Introduction
ZKsync Era is a Layer 2 ZK rollup, a trustless protocol that uses cryptographic validity proofs to provide scalable and low-cost transactions on Ethereum. In ZKsync Era, computation is performed off-chain and most data is stored off-chain as well. Transactions are bundled into batches before generating a validity proof. As all validity proofs are proven on Ethereum, users enjoy the same security warranties as in the L1.
ZKsync Era is made to look and feel like Ethereum, but with a higher throughput and lower fees. Just like on Ethereum, smart contracts are written in Solidity/Vyper and can be called using the same clients as in other EVM-compatible chains.
You don't need to register a separate private key before using it; ZKsync supports existing Ethereum wallets out of the box.
Main features
Security inherited from Ethereum, with zero reliance on 3rd parties.
Permissionless EVM-compatible smart contracts.
Preserving key EVM features, such as smart contract composability.
Standard Web3 API.
State updates via transaction outputs (also known as state diffs) which provides significant cost savings over transaction inputs.
Native account abstraction with improvements over EIP4337 (implemented in Ethereum and other rollups).
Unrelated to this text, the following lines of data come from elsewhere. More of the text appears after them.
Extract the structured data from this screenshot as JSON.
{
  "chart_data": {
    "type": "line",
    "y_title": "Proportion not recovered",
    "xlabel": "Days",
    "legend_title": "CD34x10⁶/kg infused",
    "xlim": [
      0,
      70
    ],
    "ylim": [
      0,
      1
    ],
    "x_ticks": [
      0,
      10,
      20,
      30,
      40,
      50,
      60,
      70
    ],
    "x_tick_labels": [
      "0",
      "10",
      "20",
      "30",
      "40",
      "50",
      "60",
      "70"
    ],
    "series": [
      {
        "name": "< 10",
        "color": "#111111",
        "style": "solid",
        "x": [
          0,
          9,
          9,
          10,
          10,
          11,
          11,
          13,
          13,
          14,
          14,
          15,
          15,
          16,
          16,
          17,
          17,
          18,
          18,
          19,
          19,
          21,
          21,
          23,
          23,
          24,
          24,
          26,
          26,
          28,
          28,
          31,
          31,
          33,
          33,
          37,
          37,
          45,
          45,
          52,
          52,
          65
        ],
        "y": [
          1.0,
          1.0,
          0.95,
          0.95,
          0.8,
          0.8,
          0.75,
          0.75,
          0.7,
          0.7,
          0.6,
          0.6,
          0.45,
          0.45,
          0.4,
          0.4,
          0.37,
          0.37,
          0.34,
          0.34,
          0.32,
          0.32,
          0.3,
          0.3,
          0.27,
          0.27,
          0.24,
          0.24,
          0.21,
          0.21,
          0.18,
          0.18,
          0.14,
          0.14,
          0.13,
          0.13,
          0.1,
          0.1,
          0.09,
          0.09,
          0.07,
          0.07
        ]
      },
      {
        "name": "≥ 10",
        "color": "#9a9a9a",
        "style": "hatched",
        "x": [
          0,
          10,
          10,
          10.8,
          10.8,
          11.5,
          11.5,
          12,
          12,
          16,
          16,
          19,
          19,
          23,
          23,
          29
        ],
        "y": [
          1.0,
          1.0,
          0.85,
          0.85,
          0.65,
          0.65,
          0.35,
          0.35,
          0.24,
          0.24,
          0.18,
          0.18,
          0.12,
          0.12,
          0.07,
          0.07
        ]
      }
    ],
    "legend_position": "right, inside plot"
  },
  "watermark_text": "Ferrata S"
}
You can find more information about ZKsync Era in L2BEAT.
Developer experience
ZKsync Era was built to provide a similar developer experience as Ethereum.
Smart contracts can be written in Solidity or Vyper.
Smart contracts are compiled with custom compilers: zksolc and zkvyper.
Most contracts work out of the box so migrating projects is seamless.
Use existing frameworks like Hardhat, libraries like Ethers, Viem, or web3.js, and tools like theGraph, Thirdweb, or Chainlink.
Web3 API compatibility enables support of most developer tools.
Different tools for testing and debugging locally.
User experience
Interacting with applications built on ZKsync Era is seamless, cheap and fast.
- Transactions have instant confirmations and fast finality on L1.
- Transaction fees are extremely low (average transaction costs).
- Transaction fees can be conveniently paid with ERC20 tokens (e.g. USDC) thanks to native account abstraction and paymasters.
- Support for existing Ethereum-based wallets like Metamask, TrustWallet, Zerion, Rabby, etc.